Our Earth is not getting larger at present: NASA

The NASA-led research team has confirmed that Earth really is a small world, after all.

Washington: Since Charles Darwin’s time, scientists have speculated that the solid Earth might be expanding or contracting. But now, a new NASA study has essentially laid those speculations to rest.
The NASA-led research team has confirmed what Walt Disney told us all along: Our Earth really is a small world, after all.

Using a cadre of space measurement tools and a new data calculation technique, the team detected no statistically significant expansion of the solid Earth.

To make these measurements, the global science community established the International Terrestrial Reference Frame. This reference frame is used for ground navigation and for tracking spacecraft in Earth orbit.

An international group of scientists led by Xiaoping Wu of NASA’s Jet Propulsion Laboratory, Pasadena, Calif., set out to independently evaluate the accuracy of the International Terrestrial Reference Frame and shed new light on the Earth expansion/contraction theory.

The team applied a new data calculation technique to estimate the rate of change in the solid Earth’s average radius over time, taking into account the effects of other geophysical processes. These data were then combined with measurements of Earth’s gravity from NASA’s Gravity Recovery and Climate Experiment (GRACE) spacecraft and models of ocean bottom pressure, which help scientists interpret gravity change data over the ocean.

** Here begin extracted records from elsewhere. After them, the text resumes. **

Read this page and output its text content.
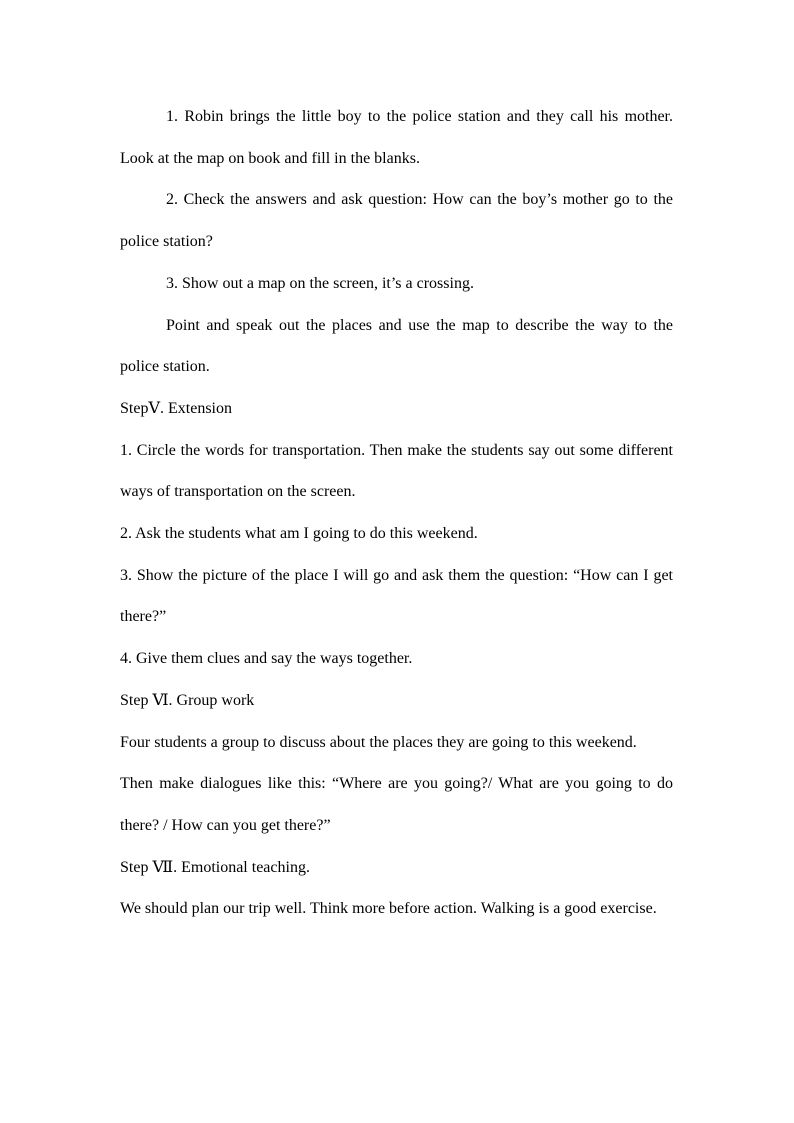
1. Robin brings the little boy to the police station and they call his mother. Look at the map on book and fill in the blanks.

2. Check the answers and ask question: How can the boy’s mother go to the police station?

3. Show out a map on the screen, it’s a crossing.

Point and speak out the places and use the map to describe the way to the police station.

StepⅤ. Extension

1. Circle the words for transportation. Then make the students say out some different ways of transportation on the screen.

2. Ask the students what am I going to do this weekend.

3. Show the picture of the place I will go and ask them the question: “How can I get there?”

4. Give them clues and say the ways together.

Step Ⅵ. Group work

Four students a group to discuss about the places they are going to this weekend.

Then make dialogues like this: “Where are you going?/ What are you going to do there? / How can you get there?”

Step Ⅶ. Emotional teaching.

We should plan our trip well. Think more before action. Walking is a good exercise.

The scientists estimated the average change in Earth’s radius to be 0.004 inches (0.1 millimeters) per year, or about the thickness of a human hair, a rate considered statistically insignificant.

“Our study provides an independent confirmation that the solid Earth is not getting larger at present, within current measurement uncertainties,” said Wu.

The study has been detailed in Geophysical Research Letters.